Son corps, exposé pendant vingt jours, fut visité par une foule immense de peuple, et devint dès lors l'objet de la vénération publique. Il fut, suivant ses dernières volontés, inhumé dans la chapelle du prieuré de Notre Dame a Cahors, et transféré ensuite dans l'église de la même maison, lorsque cette église fut achevée. Les religieux, pleins de respect pour leur saint fondateur, enfermèrent ses précieux restes dans un cercueil de plomb, recouvert de larges pierres élevées au-dessus du pavé de leur église; ils y placèrent une épitaphe fort honorable a sa mémoire. En 1791, les maisons religieuses ayant été supprimées, ce tombeau fut ouvert; on trouva le corps tout entier, et sa figure semblable a celle du portrait que le peintre en avait fait au moment de sa mort. Ce monument fut transporté dans l'église cathédrale et placé dans la chapelle de tous les Saints, où il se voit encore, entre la chaire et le chœur, a main droite. On garde dans les archives de la même église les papiers relatifs au procès de sa canonisation, l'autographe de sa vie, par le Père Chastenet; plusieurs de ses lettres, dont quelques-unes a saint Vincent de Paul; sa soutane, son camail, deux mitres, ses gants, le drap de son lit de mort, et son cœur enfermé dans une boîte d'argent.

 

La confiance dans les mérites du saint pontife se manifesta dès l'instant de sa mort; on lui attribua plusieurs miracles, et depuis ce temps le concours des fidèles a son tombeau continue toujours. De toutes les parties du diocèse de Cahors et des pays environnants on a recours a son intercession; on fait célébrer un grand nombre de messes pour en obtenir quelque grâce particulière, et dans le pays on ne le désigne que sous le nom du bienheureux Alain.
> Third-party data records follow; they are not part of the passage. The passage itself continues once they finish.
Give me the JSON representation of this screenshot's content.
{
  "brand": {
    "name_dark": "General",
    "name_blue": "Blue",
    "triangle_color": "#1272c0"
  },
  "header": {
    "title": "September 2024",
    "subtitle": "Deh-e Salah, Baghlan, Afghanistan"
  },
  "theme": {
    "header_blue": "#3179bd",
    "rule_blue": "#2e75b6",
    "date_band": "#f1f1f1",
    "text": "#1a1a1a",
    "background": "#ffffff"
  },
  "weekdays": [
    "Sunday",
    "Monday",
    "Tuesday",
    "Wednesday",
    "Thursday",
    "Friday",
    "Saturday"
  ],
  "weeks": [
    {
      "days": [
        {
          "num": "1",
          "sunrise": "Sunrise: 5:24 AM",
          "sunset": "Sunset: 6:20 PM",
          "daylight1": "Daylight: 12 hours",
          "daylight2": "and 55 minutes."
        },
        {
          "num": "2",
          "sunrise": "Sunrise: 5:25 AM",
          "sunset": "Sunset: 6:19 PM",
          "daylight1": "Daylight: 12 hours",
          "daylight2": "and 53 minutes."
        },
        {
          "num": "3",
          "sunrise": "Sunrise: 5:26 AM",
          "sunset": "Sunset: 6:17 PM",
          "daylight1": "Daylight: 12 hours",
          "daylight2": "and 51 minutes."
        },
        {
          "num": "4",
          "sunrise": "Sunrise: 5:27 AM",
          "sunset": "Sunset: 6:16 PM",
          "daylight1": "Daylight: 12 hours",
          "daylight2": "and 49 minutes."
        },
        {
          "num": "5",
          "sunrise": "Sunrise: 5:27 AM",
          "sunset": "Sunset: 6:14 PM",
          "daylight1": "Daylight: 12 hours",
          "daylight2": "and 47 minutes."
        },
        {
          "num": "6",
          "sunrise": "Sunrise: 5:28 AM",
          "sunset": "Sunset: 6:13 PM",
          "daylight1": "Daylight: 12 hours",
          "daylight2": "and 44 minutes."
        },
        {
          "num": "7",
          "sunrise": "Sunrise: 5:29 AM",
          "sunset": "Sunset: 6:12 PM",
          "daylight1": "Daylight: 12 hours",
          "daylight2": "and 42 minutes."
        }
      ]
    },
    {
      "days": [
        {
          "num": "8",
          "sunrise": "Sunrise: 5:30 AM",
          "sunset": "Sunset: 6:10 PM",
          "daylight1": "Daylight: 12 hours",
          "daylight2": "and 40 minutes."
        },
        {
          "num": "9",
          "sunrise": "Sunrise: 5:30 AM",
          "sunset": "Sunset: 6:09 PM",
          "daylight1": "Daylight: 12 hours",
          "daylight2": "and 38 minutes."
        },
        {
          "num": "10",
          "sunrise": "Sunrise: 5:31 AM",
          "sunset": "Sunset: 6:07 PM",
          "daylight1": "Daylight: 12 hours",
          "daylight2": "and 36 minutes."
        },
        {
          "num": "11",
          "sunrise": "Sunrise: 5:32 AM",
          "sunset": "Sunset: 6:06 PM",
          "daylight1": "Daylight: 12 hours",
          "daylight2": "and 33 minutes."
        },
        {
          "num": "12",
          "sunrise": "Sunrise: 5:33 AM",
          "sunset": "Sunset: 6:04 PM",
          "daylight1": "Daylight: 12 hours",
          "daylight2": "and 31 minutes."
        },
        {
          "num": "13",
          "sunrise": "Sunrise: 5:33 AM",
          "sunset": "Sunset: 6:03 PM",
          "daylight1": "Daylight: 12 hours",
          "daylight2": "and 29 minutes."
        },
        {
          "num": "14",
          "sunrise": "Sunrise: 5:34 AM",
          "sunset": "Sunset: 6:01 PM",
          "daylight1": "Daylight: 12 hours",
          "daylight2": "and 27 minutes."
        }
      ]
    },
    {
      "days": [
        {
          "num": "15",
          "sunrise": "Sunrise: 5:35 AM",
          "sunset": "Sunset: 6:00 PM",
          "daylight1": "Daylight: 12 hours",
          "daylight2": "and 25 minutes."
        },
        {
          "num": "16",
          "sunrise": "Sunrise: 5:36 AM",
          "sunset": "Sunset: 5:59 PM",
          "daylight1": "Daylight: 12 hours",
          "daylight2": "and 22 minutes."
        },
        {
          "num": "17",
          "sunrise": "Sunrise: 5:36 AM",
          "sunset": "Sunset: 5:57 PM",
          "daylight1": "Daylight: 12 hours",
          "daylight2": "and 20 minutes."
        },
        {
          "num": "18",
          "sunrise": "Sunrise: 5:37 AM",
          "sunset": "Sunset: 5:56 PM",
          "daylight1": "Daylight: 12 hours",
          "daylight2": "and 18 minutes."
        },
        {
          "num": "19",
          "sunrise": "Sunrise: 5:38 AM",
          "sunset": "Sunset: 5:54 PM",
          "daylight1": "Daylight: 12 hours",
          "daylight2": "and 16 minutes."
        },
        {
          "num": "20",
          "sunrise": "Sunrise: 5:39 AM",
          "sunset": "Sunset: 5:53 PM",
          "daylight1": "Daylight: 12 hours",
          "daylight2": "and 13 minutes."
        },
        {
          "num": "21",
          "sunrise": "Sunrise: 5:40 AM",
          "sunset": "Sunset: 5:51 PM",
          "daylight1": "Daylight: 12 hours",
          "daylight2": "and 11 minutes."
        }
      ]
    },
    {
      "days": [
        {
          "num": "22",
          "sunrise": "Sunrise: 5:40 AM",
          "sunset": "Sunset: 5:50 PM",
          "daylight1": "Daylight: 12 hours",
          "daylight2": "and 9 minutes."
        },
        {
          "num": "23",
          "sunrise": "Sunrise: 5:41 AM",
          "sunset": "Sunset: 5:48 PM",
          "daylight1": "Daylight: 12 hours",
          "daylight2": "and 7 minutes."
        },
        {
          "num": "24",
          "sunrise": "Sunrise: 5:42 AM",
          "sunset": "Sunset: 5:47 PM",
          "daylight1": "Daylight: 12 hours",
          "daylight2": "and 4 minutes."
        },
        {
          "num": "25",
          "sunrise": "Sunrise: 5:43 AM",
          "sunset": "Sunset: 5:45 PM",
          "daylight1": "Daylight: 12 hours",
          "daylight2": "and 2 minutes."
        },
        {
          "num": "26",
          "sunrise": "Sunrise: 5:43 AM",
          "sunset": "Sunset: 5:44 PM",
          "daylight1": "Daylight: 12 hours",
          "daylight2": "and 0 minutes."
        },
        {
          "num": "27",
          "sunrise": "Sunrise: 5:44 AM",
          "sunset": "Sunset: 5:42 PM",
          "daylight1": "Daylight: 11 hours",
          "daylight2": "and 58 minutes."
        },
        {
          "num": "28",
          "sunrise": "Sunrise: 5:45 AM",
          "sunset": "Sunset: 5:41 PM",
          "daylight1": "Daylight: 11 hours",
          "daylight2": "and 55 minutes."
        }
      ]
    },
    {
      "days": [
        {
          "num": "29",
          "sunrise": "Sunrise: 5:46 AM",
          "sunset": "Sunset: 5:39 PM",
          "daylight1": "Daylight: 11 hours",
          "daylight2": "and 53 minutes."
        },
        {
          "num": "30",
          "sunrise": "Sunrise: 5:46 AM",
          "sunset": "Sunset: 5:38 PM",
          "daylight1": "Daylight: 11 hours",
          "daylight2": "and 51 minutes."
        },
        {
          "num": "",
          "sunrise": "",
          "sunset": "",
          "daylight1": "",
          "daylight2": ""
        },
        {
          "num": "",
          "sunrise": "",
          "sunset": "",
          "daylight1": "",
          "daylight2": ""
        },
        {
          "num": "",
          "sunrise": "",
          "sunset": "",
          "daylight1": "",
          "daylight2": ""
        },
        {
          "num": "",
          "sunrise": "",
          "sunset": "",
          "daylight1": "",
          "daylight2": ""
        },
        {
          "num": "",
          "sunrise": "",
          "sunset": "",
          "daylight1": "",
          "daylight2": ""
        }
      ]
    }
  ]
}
L'on fait bénir beaucoup de cordons , que les malades portent en son honneur, et bien des personnes pourraient, au moment même où nous écrivons, attester qu'elles en ont éprouvé les heureux effets. Il y a peu de saints personnages dans l'Église pour la canonisation desquels on ait fait tant d'instances que pour celle de Monsieur de Solminihac. Le clergé de France, dans ses assemblées, l'a demandée a Rome sept fois, depuis 1670 jusqu'en 1785. En 1775, il se chargea de tous les frais que devait coûter ce procès. Les informations préliminaires étaient faites a cette époque, et si la révolution n'y avait pas mis obstacle, il est à croire que cette cause serait maintenant ou terminée, ou bien avancée. Il serait digne de la piété des prélats qui remplissent aujourd'hui les sièges de l'Eglise de France, de solliciter a leur tour en faveur d'une cause dont le succès donnerait un nouveau lustre à cette antique Église. Nous nous estimerions heureux d'avoir attiré leur attention sur cette affaire intéressante et de contribuer ainsi a augmenter la gloire d'un des plus saints évêques qui aient parus dans ces derniers siècles.

 

Tiré de sa Vie, par le P. Léonard Chastenet, prieur de Notre-Dame de Cahors, et témoin oculaire des actions du saint prélat, Saint-Brieuc, 1817.

 

Texte extrait de « Vie des Saints et des Bienheureux » par Alban Buttler, Tournai, Librairie Casterman, 1825

 

 

Alain de Solminihac a été béatifié en 1981 par le Vénérable Jean Paul II.